Parce que la scolarisation précoce des enfants est appelée à progresser plus encore, l'école doit déjà être le lieu d'une observation des enfants, d'une prévention des handicaps et de leur aggravation, le lieu où sont mises en oeuvre des techniques de compensation, de soins, de réadaptation. A cet égard la place et le rôle des services de santé scolaire doivent être redéfinis, comme les interventions de leurs personnels. J'ai saisi le ministre de la santé. auquel sont dévolues ces attributions depuis 1964, d'une demande en ce sens.

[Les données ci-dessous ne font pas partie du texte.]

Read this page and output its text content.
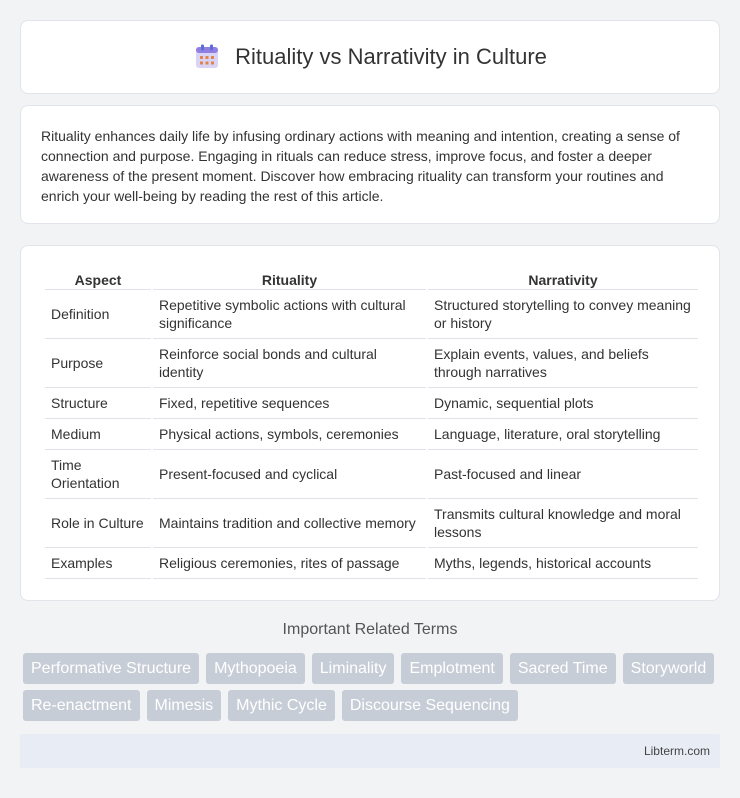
Rituality vs Narrativity in Culture

Rituality enhances daily life by infusing ordinary actions with meaning and intention, creating a sense of connection and purpose. Engaging in rituals can reduce stress, improve focus, and foster a deeper awareness of the present moment. Discover how embracing rituality can transform your routines and enrich your well-being by reading the rest of this article.

Aspect	Rituality	Narrativity
Definition	Repetitive symbolic actions with cultural significance	Structured storytelling to convey meaning or history
Purpose	Reinforce social bonds and cultural identity	Explain events, values, and beliefs through narratives
Structure	Fixed, repetitive sequences	Dynamic, sequential plots
Medium	Physical actions, symbols, ceremonies	Language, literature, oral storytelling
Time Orientation	Present-focused and cyclical	Past-focused and linear
Role in Culture	Maintains tradition and collective memory	Transmits cultural knowledge and moral lessons
Examples	Religious ceremonies, rites of passage	Myths, legends, historical accounts
Important Related Terms
Performative Structure	Mythopoeia	Liminality	Emplotment	Sacred Time	Storyworld
Re-enactment	Mimesis	Mythic Cycle	Discourse Sequencing
Libterm.com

L'efficacité préventive et le rôle correcteur de l'école seront d'autant plus grands que l'échange avec les parents sera complet, fréquent et que renaîtra la confiance des parents dans l'institution scolaire. C'est l'une des tâches générales que je me suis assigné et dont le point précis de l'insertion scolaire des handicapés souligne à la fois l'intérêt et l'urgence.
Le fait que vous ayiez consacré deux journées d'étude aux problèmes posés par l'insertion scolaire des handicapés montre assez qu'en cette matière les principes ni la volonté ne suffisent à définir une politique. Elle s'avère difficile parce que la place des différents intervenants est à redéfinir, parce que chaque décision concerne finalement des enfants, des familles, des collectivités et que c'est leur avenir qu'on prépare. C'est votre honneur que d'y consacrer votre temps, d'affronter des remises en cause pour qu'ensemble, nous répondions mieux aux besoins.
A mon sens, et ce sera là mon dernier propos, c'est à la transformation des mentalités, au delà des moyens engagés, qu'on pourra mesurer réellement l'efficacité de la politique qui s'engage.
Le jour où plus aucune décision concernant l'école ne sera prise sans que la question de la place du handicap n'ait été au moins posée, ce jour-là, je crois que le mouvement sera devenu irréversible.
Le jour où chaque partenaire de l'acte éducatif pourra lui-même prendre place dans l'action de l'insertion des handicapés, dans la vie quotidienne de l'école, alors je le crois, l'école sera vraiment- devenue l'école pour tous.
Vous comprendrez que ce n'est pas seulement un vu, mais le sens exact de l'action que nous devons mener.